Determination of senkirkine and senecionine in Tussilago farfara using microwave-assisted extraction and pressurized hot water extraction with liquid chromatography tandem mass spectrometry.

Tussilago farfara (Kuan Donghua) is an important Chinese herbal medicine which has been shown to contain many bioactive compounds and widely used to relieve cough and resolve phlegm. However, besides therapeutic bioactive compounds, this herb has been found to contain toxic pyrrolizidine alkaloids (PAs), mainly senkirkine and traces of senecionine. In this report, conditions for microwave-assisted extraction (MAE) and pressurized hot water extraction (PHWE) were optimized for the extraction of the PAs. The results were compared against heating under reflux. It was found that the binary mixture of MeOH:H(2)O (1:1) acidified using HCl to pH 2-3 was the optimal solvent for the extraction of the PAs in the plant materials. Liquid chromatography (LC) with ultra-violet (UV) detection and electrospray ionization mass spectrometry (ESI-MS) in the positive mode was used for the determination and quantitation of senkirkine and senecionine in the botanical extract. The proposed extraction methods with LC/MS allow for the rapid detection of the major and the minor alkaloids in T. farfara in the presence of co-eluting peaks.
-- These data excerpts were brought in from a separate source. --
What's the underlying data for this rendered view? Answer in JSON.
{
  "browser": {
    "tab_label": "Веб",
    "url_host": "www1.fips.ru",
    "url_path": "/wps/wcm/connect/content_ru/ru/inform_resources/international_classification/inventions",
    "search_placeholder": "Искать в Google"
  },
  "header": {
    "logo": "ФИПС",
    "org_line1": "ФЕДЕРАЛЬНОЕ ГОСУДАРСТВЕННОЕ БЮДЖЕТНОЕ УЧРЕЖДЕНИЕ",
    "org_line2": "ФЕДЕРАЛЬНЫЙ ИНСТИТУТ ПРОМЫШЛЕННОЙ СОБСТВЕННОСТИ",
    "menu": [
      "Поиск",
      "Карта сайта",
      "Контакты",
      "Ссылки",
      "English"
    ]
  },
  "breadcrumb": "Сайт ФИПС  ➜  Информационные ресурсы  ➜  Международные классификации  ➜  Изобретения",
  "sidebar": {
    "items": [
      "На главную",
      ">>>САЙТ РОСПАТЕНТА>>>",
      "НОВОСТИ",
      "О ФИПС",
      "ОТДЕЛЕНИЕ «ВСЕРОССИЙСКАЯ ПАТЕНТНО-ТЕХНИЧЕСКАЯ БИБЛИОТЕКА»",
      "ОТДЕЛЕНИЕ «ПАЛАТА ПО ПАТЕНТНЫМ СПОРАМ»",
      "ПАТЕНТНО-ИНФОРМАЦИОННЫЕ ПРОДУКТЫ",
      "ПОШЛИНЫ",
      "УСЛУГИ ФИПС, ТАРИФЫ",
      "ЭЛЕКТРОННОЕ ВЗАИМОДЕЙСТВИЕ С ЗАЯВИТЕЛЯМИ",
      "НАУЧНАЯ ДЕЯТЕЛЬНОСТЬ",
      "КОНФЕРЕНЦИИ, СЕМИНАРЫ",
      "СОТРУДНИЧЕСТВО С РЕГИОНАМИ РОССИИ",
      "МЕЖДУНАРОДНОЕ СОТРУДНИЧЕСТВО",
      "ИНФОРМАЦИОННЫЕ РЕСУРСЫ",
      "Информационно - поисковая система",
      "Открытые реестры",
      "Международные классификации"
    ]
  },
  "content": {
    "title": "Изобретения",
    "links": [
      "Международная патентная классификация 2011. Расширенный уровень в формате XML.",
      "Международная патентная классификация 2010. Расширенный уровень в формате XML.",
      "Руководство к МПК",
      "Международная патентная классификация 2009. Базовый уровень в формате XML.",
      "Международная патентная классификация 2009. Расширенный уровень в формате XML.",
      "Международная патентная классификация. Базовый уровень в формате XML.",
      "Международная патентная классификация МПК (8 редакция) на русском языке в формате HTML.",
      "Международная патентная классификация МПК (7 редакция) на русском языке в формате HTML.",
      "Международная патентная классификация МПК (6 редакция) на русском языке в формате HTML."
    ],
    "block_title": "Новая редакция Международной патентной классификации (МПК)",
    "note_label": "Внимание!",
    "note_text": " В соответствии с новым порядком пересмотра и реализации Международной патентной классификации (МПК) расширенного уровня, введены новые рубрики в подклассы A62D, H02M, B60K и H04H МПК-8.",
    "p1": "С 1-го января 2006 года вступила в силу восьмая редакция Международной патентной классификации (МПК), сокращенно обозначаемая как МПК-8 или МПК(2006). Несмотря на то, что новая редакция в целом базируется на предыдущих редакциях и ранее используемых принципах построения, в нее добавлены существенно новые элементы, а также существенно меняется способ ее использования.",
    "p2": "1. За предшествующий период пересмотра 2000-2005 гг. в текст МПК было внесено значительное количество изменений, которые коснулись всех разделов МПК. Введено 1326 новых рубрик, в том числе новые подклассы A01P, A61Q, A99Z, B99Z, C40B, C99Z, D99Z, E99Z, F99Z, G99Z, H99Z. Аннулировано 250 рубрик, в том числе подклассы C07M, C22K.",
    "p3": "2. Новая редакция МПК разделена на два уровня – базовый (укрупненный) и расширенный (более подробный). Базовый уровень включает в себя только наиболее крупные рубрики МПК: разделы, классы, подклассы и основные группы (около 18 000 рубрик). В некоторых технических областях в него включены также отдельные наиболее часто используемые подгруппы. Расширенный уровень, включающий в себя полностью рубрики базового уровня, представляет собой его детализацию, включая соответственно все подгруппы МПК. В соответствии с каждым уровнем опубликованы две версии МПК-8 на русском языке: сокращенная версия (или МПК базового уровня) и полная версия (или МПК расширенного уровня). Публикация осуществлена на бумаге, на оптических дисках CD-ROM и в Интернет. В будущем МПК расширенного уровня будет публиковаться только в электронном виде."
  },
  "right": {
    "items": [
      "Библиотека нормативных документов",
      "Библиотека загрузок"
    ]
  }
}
With LC/MS, the quantitative analysis of PAs in the extract was done using internal standard calibration and the precision was found to vary from 0.6% to 5.4% on different days. The limits of detection (LODs) and limits of quantitation (LOQs) for MAE and PHWE were found to vary from 0.26 microg/g to 1.04 micro/g and 1.32 micro/g to 5.29 microg/g, respectively. The method precision of MAE and PHWE were found to vary from 3.7% to 10.4% on different days. The results showed that major and minor alkaloids extracted using MAE and PHWE were comparable to that by heating under reflux. Our data also showed that significant ion suppression was not observed in the analysis of senkirkine and senecionine in the botanical extracts with co-eluting peaks.